Nearly one-third of the nation’s college students are adult learners, with women and people of color disproportionately represented in the group. Moreover, nearly 63 percent of older students have low incomes, making it all the more crucial that they can plan for the true cost of college attendance and access resources to help. The report cautions that, for low-income students, “even one unexpected expense can be the difference between degree completion and leaving college early.”
Living expenses often undercounted
Yet, calculations of students’ total “cost of attendance” (COA) frequently underestimate older students’ living costs—with implications for students’ aid packages, choice of institution, and chance of degree completion. COA estimates also can vary widely. For instance, Miami Dade College’s estimate of off-campus housing costs is more than three times the estimate provided by the for-profit Miami International University of Art and Design, even though the institutions are less than one mile apart.
Hoping to shine a light on the actual financial responsibilities shouldered by students ages 25 to 45, Georgetown researchers analyzed data from Consumer Expenditure surveys. They also considered several categories of expenses currently omitted, or undercounted, among federal allowable living expenses, including dependent living costs, child support, vehicle purchases, and health insurance premiums.
That comprehensive accounting, they note, “is particularly important,” as more than 60 percent of older students have a dependent child, married partner, or both, compared to nearly 10 percent of younger students.
The researchers found that housing, transportation, and food expenditures made up more than 80 percent of older students’ non-tuition costs. Housing accounted for more than 40 percent of expenses beyond tuition, and researchers point out that older college students are more than three times more likely to experience homelessness than younger students. Dependent care was another significant outlay for student parents.
A call for more accurate estimates, more comprehensive support
Writing that many older students “are forced to navigate a system that treats their lived experiences as an exception in ways that overburden and undermine their educational success,” the researchers call on policymakers and colleges to better support older students by:
- Reducing older students’ out-of-pocket spending on living costs through programs that assist in meeting basic needs. The study authors point to the City University of New York (CUNY) Accelerated Study in Associate Programs (ASAP) initiative as a testament to the power of providing those resources.

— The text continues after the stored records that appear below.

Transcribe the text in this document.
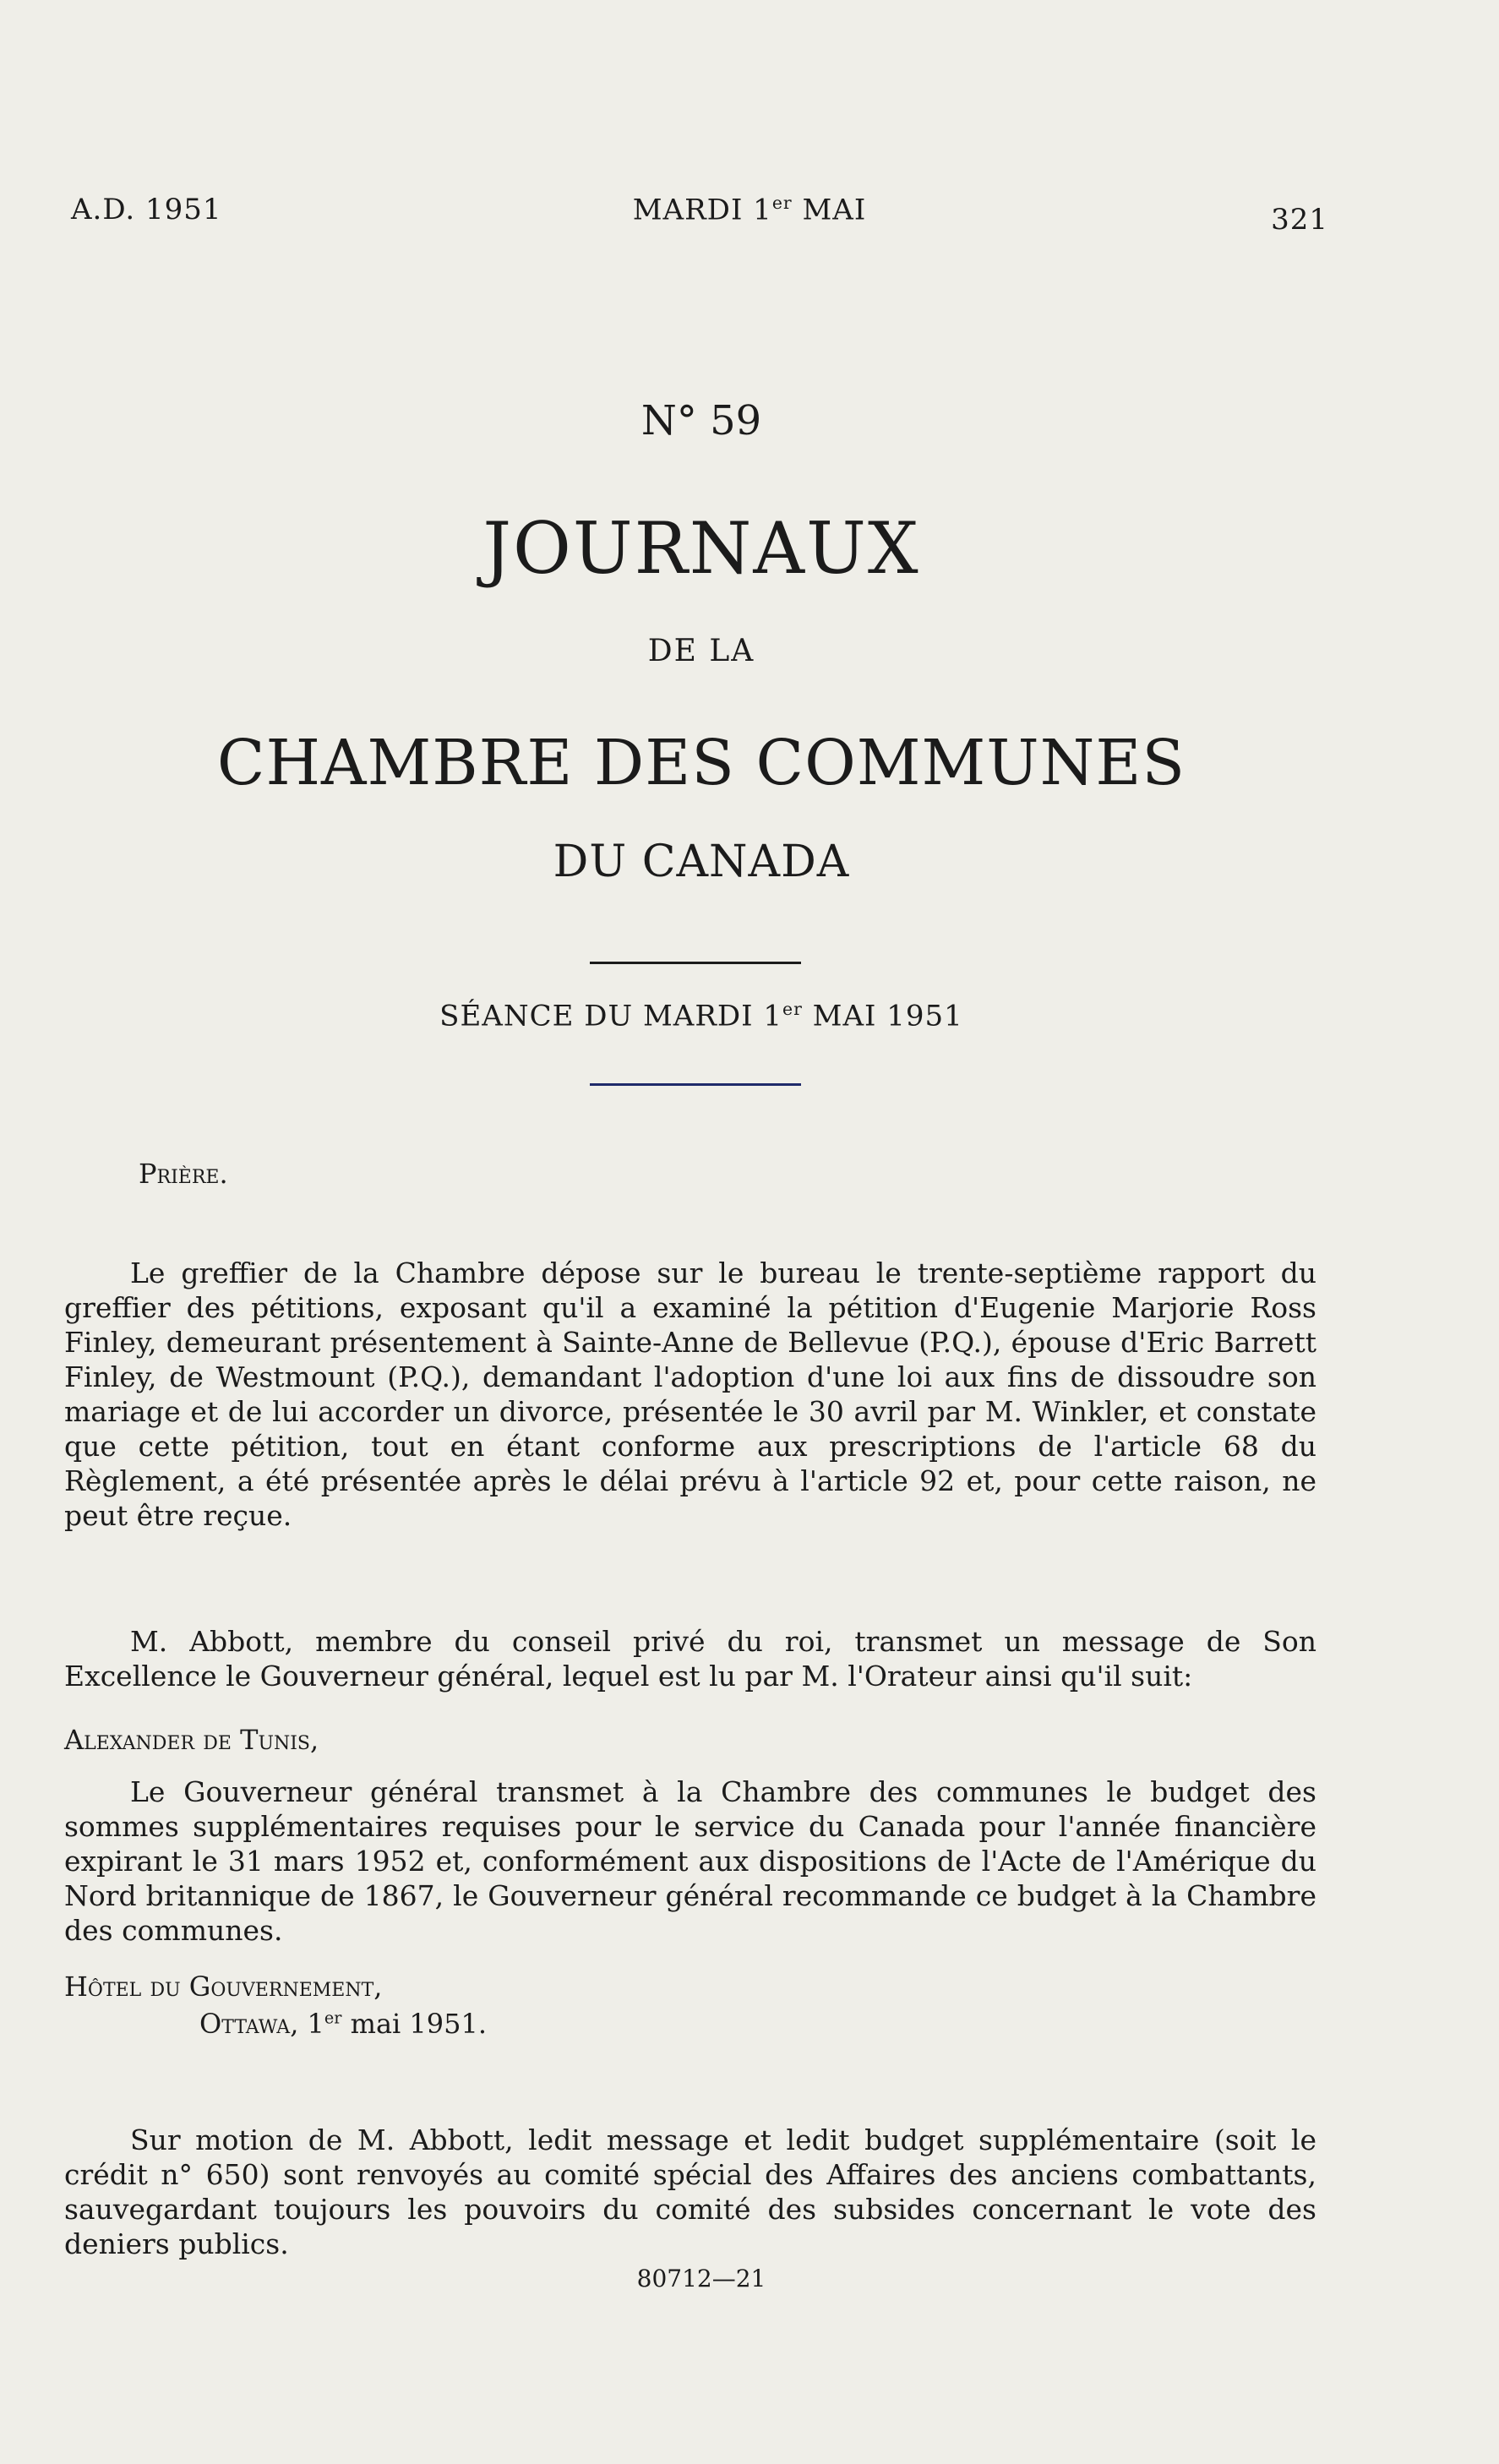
A.D. 1951	MARDI 1er MAI	321

N° 59

JOURNAUX

DE LA

CHAMBRE DES COMMUNES

DU CANADA

SÉANCE DU MARDI 1er MAI 1951

Prière.

Le greffier de la Chambre dépose sur le bureau le trente-septième rapport du greffier des pétitions, exposant qu'il a examiné la pétition d'Eugenie Marjorie Ross Finley, demeurant présentement à Sainte-Anne de Bellevue (P.Q.), épouse d'Eric Barrett Finley, de Westmount (P.Q.), demandant l'adoption d'une loi aux fins de dissoudre son mariage et de lui accorder un divorce, présentée le 30 avril par M. Winkler, et constate que cette pétition, tout en étant conforme aux prescriptions de l'article 68 du Règlement, a été présentée après le délai prévu à l'article 92 et, pour cette raison, ne peut être reçue.

M. Abbott, membre du conseil privé du roi, transmet un message de Son Excellence le Gouverneur général, lequel est lu par M. l'Orateur ainsi qu'il suit:

Alexander de Tunis,

Le Gouverneur général transmet à la Chambre des communes le budget des sommes supplémentaires requises pour le service du Canada pour l'année financière expirant le 31 mars 1952 et, conformément aux dispositions de l'Acte de l'Amérique du Nord britannique de 1867, le Gouverneur général recommande ce budget à la Chambre des communes.

Hôtel du Gouvernement,

Ottawa, 1er mai 1951.

Sur motion de M. Abbott, ledit message et ledit budget supplémentaire (soit le crédit n° 650) sont renvoyés au comité spécial des Affaires des anciens combattants, sauvegardant toujours les pouvoirs du comité des subsides concernant le vote des deniers publics.

80712—21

- Currently, the total COA for the average older student attending a public four-year college in their home state is nearly seven times the maximum Pell Grant.
- Expanding students’ access to financial aid and public benefits by considering the unique needs of older students, such as their increased likelihood of attending part-time.
- Taking a standardized, inclusive approach to measuring costs beyond tuition, including the full range of older students’ financial responsibilities.
“We need to appreciate the actual cost that these students face so that we can help them fully afford it. And so that they can then go on to complete college, complete affordably, and enjoy some economic mobility as a result,” lead study author Vincent Palacios, a senior policy analyst at the Georgetown Center on Poverty and Inequality, told CNBC.
Older students, he continued, should be recognized for the persistence they show in pursuing higher education, despite the many hurdles they might encounter. “We also need to care about these students because we all want a society where there’s more than one pathway to success,” Palacios said.